March 21, 2024
Source: Public Domain
Of all the lovely things and habits that Big Tech has deprived humans of by turning us into electronic robots, the one I miss the most is the love letter. Those sleepy types who go by the name of millennials have declared letter writing over, with the great majority of them ages 18 to 35 proudly admitting in a recent poll that they have never written an epistle, let alone a love letter.
So, what else is new? All one needs to do is look at these freaky types staring into their smartphones, their mouths half open and their eyes half shut, to know they will never sit down and write a love letter to someone of the opposite sex. In Britain, the leader of the opposition, Keith Starmer, and soon-to-be prime minister, could not even answer when asked in Parliament to define what is a woman. He was so scared of the trans lobby that he hemmed and hawed and never answered.
Well, a woman is a person a man writes love letters to, and if this sounds very old-fashioned to emoji users, that’s just too bad. Defying modernity is the coolest of the cool, so if any of you young whippersnappers out there are having female problems, just sit right down and write her a love letter. The power of the love letter is incredible, and no member of the weaker sex has ever been able to resist it. And no member of the fairer sex has ever sold the love letter short. In fact, I shall go as far as to call the love letter the neutron bomb of heterosexual, romantic sex.
One lady of my acquaintance once wrote that in a case of fire she would first save her love letters and to hell with her jewelry. (You can always get new jewels.) She called love letters the campaign medals of youth, “infinitely varied in design and execution, one off, and made to measure.”
Personally, I have not received many love letters, but I have sure sent my share. All of them have been written at night, under the influence, and while exasperated with unrequited love.
In a real love letter, punctuation and grammar don’t matter all that much—the tone is all. In fact, if the besotted one wrote a perfectly constructed letter, he or she would not be as besotted as they think they are. The effort required to convey one’s feelings with precision is what makes the love letter difficult to write. The greatest and most tragic of poets, John Keats, may have died a virgin, but his letters to Fanny Browne were as good as his poems.
A love letter is a poem of sorts, like a fine madness compelling the writer to say things he or she would otherwise never say. Napoleon wrote nonstop love letters to Josephine, always complaining that she did not love him. The great Napoleon was right. Josephine was always cheating on him while he was away in Italy and Egypt fighting wars.
Because of modern technology, the love letter has gone the way of good manners. And that is a great pity. Love letters stay forever; telephone calls are gone with the dawn, even if they are recorded. I wrote my first love letter to a famous movie star and waited by the telephone for an answer. When she rang, the first question was how old I was. I added seven years to my 18. It worked. As in the famous movie, it was the start of a beautiful friendship.
Eventually, I patented one love letter and used it freely. It is called the R&J letter. It goes something like this: “Dear X. There’s a marvelous line in Romeo and Juliet when Romeo—having avenged Mercutio’s death—is advised to flee Verona. “But Heaven’s here, where Juliet lives,” he cries. However corny and sudden this may sound, this is how I’ve felt for you since the moment I met you. Love, T.”

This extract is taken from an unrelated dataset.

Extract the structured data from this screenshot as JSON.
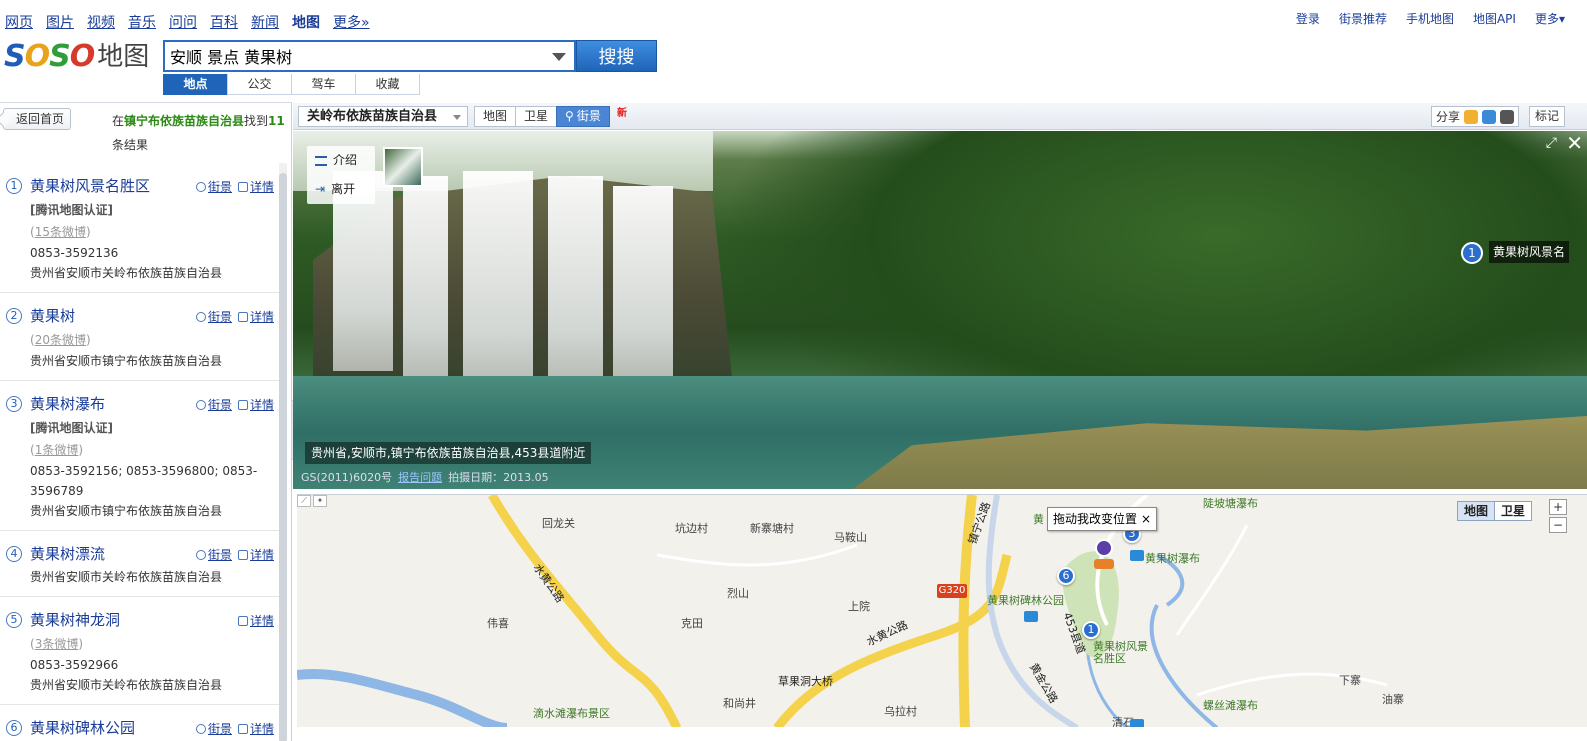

Needless to say, one time two ladies who had received love letters from me decided to compare notes and realized that only the names were changed. I became a laughingstock. Never mind. You can’t win them all. After sixty years of writing love letters, I think I’m way up front. Hang up, sit down, write a good love letter, and give me some credit once they work. Just don’t type them or use the dreaded internet. Use pen and paper, no ballpoints, and no scent if you’re a man. Ladies are free to pour it in. Good luck.